Долгий ряд преследований и испытаний, перенесенных во Францию католицизмом, естественно не мог не отвлечь внимание прежних служителей церкви от этой задачи. Со времени же умиротворения церкви число священников всюду слишком недостаточно, чтобы последние могли, не забывая о свой пастве, посвящать достаточно времени на изучение памятников старины. Они являются, впрочем, лишь наследниками трехвековых заблуждений, в которых виновны скорее их предшественники. Последние же, действительно, с каким-то особым удивительным усердием уничтожали все, что только являлось памятником славного культа, служителями которого они были.

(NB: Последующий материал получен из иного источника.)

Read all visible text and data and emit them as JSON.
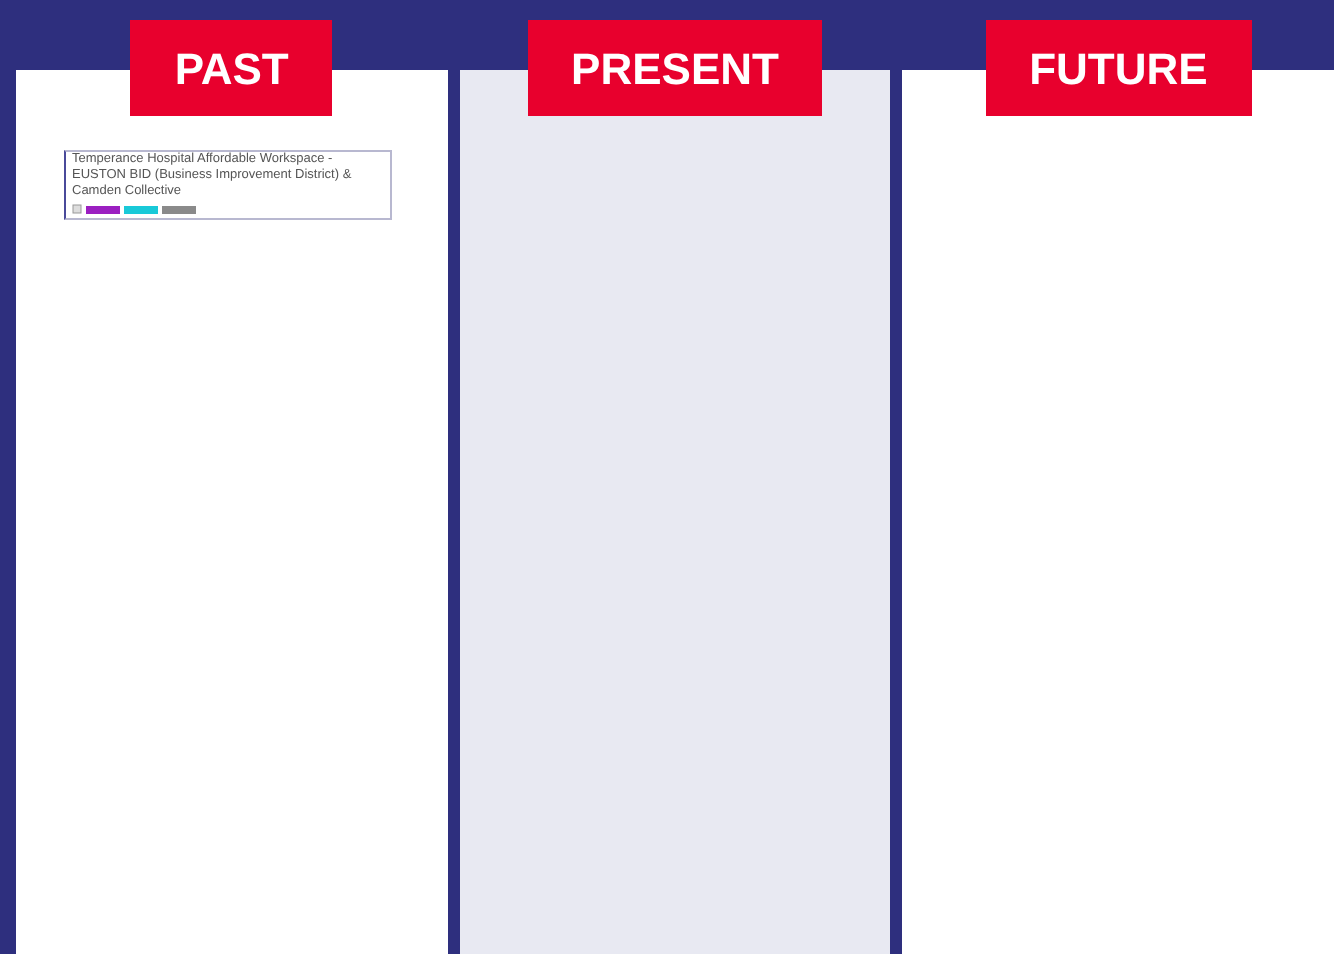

Не сохранилось бы наверное ни одного из наших готических соборов, если бы только эти гиганты поддавались легче разрушению; о целях духовенства можно судить по разным фасадам и деталям, которые им все же удалось преобразить по своему вкусу. От их руки, например, пали дивные массивные ограды, отделяющие алтари от прихожан, замененные ныне какими-то решетками из дутого железа. Не удовлетворяясь захватом и переименованием, а часто даже и переделкой античных статуй, они в течение всего XVIII века ухитрялись в древней литургии заменять величественную и вместе с тем простую речь первоначальной Церкви — новой латынью, в которой так и слышатся отголоски языка Горация и Катулла, явно нарушающие величественную простоту христианских традиций первых веков.
Остатки старины уничтожались вообще беспощадно и особенно пострадали в этом отношении готические окна с цветными стеклами. Накладывались руки даже на высоко уходящие в небо готические стрелы, аллегорически возносившие к престолу Всевышнего звуки упраздненных церковных напевов. После таких подвигов не оставалось ничего другого, как терпеливо ожидать момента, когда революция хлынет могучей волной воскресшего язычества и, отправив духовных на эшафоты, не обратит их церкви и соборы в храмы богини Разума.[425]
Эпоха реставрации, на которую само ее наименование, казалось, налагало специальную миссию возобновить и сохранить памятники прошлого, была, как раз наоборот, временем самого жестокого их разрушения.[426]
Систематическая беспечность в этом отношении, царившая в 1816 г. до тридцатых годов XIX столетия, выражается лучше всего в указе, по которому богатейшее хранилище исторических памятников, каким являлся Мало-Августинский музей, было расформировано и попросту разграблено, под предлогом возврата его сокровищ, по принадлежности, их бывшим владельцам, большинства которых не было уже в живых, а остальные сами не знали, что им делать с возвращаемым им историческим наследием.